Pacing and spacing is the subject of the fourth episode of Ford’s Desert Driving Tips series – and mastering both will make your desert drive a lot more relaxed and enjoyable.
“The spacing in front of you and behind you is important,” explains Mike Chavez, series co-host and Ford Middle East Product Development Lead Technologist. “You can fall back and catch up, but maintain a safe distance between your car and the vehicle in front.”
Determining just how much space to leave will come with experience – but a good rule of thumb is to ensure you can stop safely should the car up ahead suddenly stop moving, or get stuck. Crowding the car in front will often limit your options and may even lead to you getting stuck too.
There are points at which you need to remain vigilant, particularly when the convoy slows to clear an obstacle or the crest of a dune. Be prepared to stop and wait for your turn.
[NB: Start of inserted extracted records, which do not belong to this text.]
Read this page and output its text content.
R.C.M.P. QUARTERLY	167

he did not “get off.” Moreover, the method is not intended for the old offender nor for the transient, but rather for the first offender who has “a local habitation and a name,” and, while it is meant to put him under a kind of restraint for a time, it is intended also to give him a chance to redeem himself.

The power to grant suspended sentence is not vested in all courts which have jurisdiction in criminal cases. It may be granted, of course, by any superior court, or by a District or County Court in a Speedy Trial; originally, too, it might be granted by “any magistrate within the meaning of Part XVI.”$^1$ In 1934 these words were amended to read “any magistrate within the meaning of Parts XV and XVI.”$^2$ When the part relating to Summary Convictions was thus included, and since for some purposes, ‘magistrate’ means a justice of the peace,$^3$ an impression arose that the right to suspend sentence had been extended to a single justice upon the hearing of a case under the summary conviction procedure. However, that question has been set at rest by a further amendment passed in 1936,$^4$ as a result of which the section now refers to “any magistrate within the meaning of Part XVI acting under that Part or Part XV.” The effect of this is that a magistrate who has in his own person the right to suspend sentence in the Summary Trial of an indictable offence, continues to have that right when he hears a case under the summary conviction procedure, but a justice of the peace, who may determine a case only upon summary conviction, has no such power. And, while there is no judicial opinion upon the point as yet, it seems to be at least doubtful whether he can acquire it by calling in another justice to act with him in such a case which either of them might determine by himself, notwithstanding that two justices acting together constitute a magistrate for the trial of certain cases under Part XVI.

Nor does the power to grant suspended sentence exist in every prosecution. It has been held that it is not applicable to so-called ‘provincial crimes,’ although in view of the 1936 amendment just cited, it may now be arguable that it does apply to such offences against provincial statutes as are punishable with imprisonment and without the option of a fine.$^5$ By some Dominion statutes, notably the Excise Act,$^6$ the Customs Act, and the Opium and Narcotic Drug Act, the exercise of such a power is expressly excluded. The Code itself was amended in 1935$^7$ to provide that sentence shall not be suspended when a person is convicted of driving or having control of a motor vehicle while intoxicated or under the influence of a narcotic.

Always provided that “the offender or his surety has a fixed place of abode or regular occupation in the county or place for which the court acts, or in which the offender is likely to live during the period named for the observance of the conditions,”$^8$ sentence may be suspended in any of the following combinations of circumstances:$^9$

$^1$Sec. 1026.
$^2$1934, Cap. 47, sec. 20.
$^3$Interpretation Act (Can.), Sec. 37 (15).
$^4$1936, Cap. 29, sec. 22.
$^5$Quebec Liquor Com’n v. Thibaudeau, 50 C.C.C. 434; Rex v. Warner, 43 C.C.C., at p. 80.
“If it’s too crowded, there’s a possibility of coming over a dune and seeing that someone hasn’t cleared it fully,” Chavez explained. “Not all dunes are flat on the other side – some of them are quite big and you want to allow time for the car up ahead to get clear. You’re going to want to watch their flag or watch to see where it pops up again. Once you see the flag again, that gives you a good idea where they are, and that they’re safely out of the way and that you can proceed forward and not have any incidents.”
While it’s tempting to hit the dunes with lots of speed and enthusiasm, it’s best to take a measured approach to avoid any damage to your car.
“The speed that you will want to maintain will vary on how soft the sand is: the softer, the sand, the more momentum you’ll have to carry to help keep the car moving forward without it bogging down and getting stuck. If you’re on firmer sand, you can slow those speeds down and enjoy the view and have a safe and enjoyable time out here in the desert,” Chavez said.